"Abandon Hype All Ye Who Enter Here!"

Steppenwolf

"Eternity is a mere moment; just long enough for a joke!"

Thursday, February 25, 2010

Like a Ham-Strung Faun!

The Canadians won against the Russians last night. Vangelli’s lost. I couldn’t believe the cars on Broadway! I had to park three blocks away; everyone was out in the bars watching the hockey/Olympics. That meant that, ‘Refuse to Sit Down’, had an almost empty house. The crowd wasn’t there, and, neither were most of the comics. It was just myself, ‘The Knight of the Dark Countenance’, and, ‘The Knight of Much Menace.’ To put together a show our ‘Court Jester’ made a last minute call, and, ‘The Black Knight’, sauntered in, late, to save the day.


It was fun, but very difficult to get a strong audience reaction. Nobody was sitting at the tables immediately in front of the stage; that meant a huge distance between the comic and his audience. I even took the Mike for a waltz around the dance floor to get a little closer; it didn’t help much. Bad audience? No! Bad comedian! However, I did get to try a lot of new stuff. I have some really awkward puns, and they’re awkward because, to be believable, I have to appear not to quite understand what I’m saying. So, I put Julie in my act:

“My wife is supportive.
I couldn’t do this without her.
Because ...she writes all my lines!
Says she feels like a ventriloquist!
What does that make me!!!???
She says I’m just her, lil’ Delivery Boy!”

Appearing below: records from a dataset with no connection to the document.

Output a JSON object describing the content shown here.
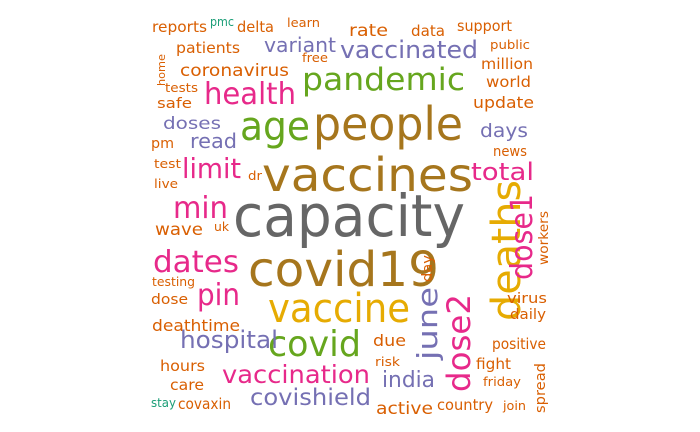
{
  "palette": {
    "gray": "#666666",
    "brown": "#A6761D",
    "gold": "#E6AB02",
    "magenta": "#E7298A",
    "purple": "#7570B3",
    "green": "#66A61E",
    "orange": "#D95F02",
    "teal": "#1B9E77"
  },
  "words": [
    {
      "text": "capacity",
      "color": "gray"
    },
    {
      "text": "vaccines",
      "color": "brown"
    },
    {
      "text": "people",
      "color": "brown"
    },
    {
      "text": "covid19",
      "color": "brown"
    },
    {
      "text": "vaccine",
      "color": "gold"
    },
    {
      "text": "deaths",
      "color": "gold"
    },
    {
      "text": "age",
      "color": "green"
    },
    {
      "text": "pandemic",
      "color": "green"
    },
    {
      "text": "covid",
      "color": "green"
    },
    {
      "text": "health",
      "color": "magenta"
    },
    {
      "text": "limit",
      "color": "magenta"
    },
    {
      "text": "min",
      "color": "magenta"
    },
    {
      "text": "dates",
      "color": "magenta"
    },
    {
      "text": "pin",
      "color": "magenta"
    },
    {
      "text": "dose1",
      "color": "magenta"
    },
    {
      "text": "dose2",
      "color": "magenta"
    },
    {
      "text": "june",
      "color": "purple"
    },
    {
      "text": "total",
      "color": "magenta"
    },
    {
      "text": "vaccinated",
      "color": "purple"
    },
    {
      "text": "vaccination",
      "color": "magenta"
    },
    {
      "text": "hospital",
      "color": "purple"
    },
    {
      "text": "covishield",
      "color": "purple"
    },
    {
      "text": "india",
      "color": "purple"
    },
    {
      "text": "variant",
      "color": "purple"
    },
    {
      "text": "days",
      "color": "purple"
    },
    {
      "text": "read",
      "color": "purple"
    },
    {
      "text": "coronavirus",
      "color": "orange"
    },
    {
      "text": "doses",
      "color": "purple"
    },
    {
      "text": "rate",
      "color": "orange"
    },
    {
      "text": "wave",
      "color": "orange"
    },
    {
      "text": "due",
      "color": "orange"
    },
    {
      "text": "active",
      "color": "orange"
    },
    {
      "text": "patients",
      "color": "orange"
    },
    {
      "text": "reports",
      "color": "orange"
    },
    {
      "text": "delta",
      "color": "orange"
    },
    {
      "text": "data",
      "color": "orange"
    },
    {
      "text": "support",
      "color": "orange"
    },
    {
      "text": "million",
      "color": "orange"
    },
    {
      "text": "world",
      "color": "orange"
    },
    {
      "text": "update",
      "color": "orange"
    },
    {
      "text": "news",
      "color": "orange"
    },
    {
      "text": "virus",
      "color": "orange"
    },
    {
      "text": "daily",
      "color": "orange"
    },
    {
      "text": "positive",
      "color": "orange"
    },
    {
      "text": "fight",
      "color": "orange"
    },
    {
      "text": "country",
      "color": "orange"
    },
    {
      "text": "spread",
      "color": "orange"
    },
    {
      "text": "deathtime",
      "color": "orange"
    },
    {
      "text": "hours",
      "color": "orange"
    },
    {
      "text": "care",
      "color": "orange"
    },
    {
      "text": "covaxin",
      "color": "orange"
    },
    {
      "text": "safe",
      "color": "orange"
    },
    {
      "text": "dose",
      "color": "orange"
    },
    {
      "text": "pm",
      "color": "orange"
    },
    {
      "text": "day",
      "color": "orange"
    },
    {
      "text": "workers",
      "color": "orange"
    },
    {
      "text": "pmc",
      "color": "teal"
    },
    {
      "text": "stay",
      "color": "teal"
    },
    {
      "text": "learn",
      "color": "orange"
    },
    {
      "text": "free",
      "color": "orange"
    },
    {
      "text": "public",
      "color": "orange"
    },
    {
      "text": "home",
      "color": "orange"
    },
    {
      "text": "tests",
      "color": "orange"
    },
    {
      "text": "test",
      "color": "orange"
    },
    {
      "text": "live",
      "color": "orange"
    },
    {
      "text": "dr",
      "color": "orange"
    },
    {
      "text": "uk",
      "color": "orange"
    },
    {
      "text": "testing",
      "color": "orange"
    },
    {
      "text": "risk",
      "color": "orange"
    },
    {
      "text": "friday",
      "color": "orange"
    },
    {
      "text": "join",
      "color": "orange"
    }
  ]
}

I did get laughs ...but no roars! More important, I got through the material in a way that was acceptable to me. I was amazed that the strongest reaction was where I f—ked up. Audiences love to see a comic sweat; it’s kind of perverse actually. So ...I faked a sweat! I told them that our, writer/delivery boy, arrangement worked well ...except when we argued, then I never know what I’m going to say! “We argued this morning”, I said, “and she said the most hurtful thing!” “She said that I...” and here I ‘forgot’ my line, looked desperate ...finally pulled out a card ...realized it was a totally bizarre shopping list ...fired it at the wall ...and finally admitted that I couldn’t go on! Did they swallow it? Pretty much; they were moving in like a pack of wolves circling a ham-strung faun; wouldn't that get your goat?! Then ...I remembered!

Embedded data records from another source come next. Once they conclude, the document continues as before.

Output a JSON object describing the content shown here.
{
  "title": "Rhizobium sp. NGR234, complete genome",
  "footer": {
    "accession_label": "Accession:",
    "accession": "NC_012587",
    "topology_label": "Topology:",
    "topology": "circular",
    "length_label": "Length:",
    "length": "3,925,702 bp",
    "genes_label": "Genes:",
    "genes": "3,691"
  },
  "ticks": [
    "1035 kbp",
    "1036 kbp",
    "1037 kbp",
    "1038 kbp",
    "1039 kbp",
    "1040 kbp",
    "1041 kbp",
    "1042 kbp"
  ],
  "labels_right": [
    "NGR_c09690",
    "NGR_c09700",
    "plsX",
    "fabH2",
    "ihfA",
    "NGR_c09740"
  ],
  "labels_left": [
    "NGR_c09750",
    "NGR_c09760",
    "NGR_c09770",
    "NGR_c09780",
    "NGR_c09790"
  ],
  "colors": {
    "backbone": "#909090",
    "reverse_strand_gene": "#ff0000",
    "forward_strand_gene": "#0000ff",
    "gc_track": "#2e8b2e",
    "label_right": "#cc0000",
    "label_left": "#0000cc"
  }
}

Next week is the extravaganza! Three television cameras, and, hopefully, a packed house! I had a chat with our ‘Court Jester’; he’s a clever boy, and I’ll have to re-think this whole contest. I’m sick of re-thinking! I wish I could get it right the first time! I’d thought that the event would be decided by an audience vote; ...not the case! CJ told me that it would be judged. “Where”, I asked, “do you find judges for a comedy contest? His answer showed just how clever our CJ is: “Booking Agents!” That really will even out the playing field. I don’t like taking comedy seriously ...but now ...I’ll have to!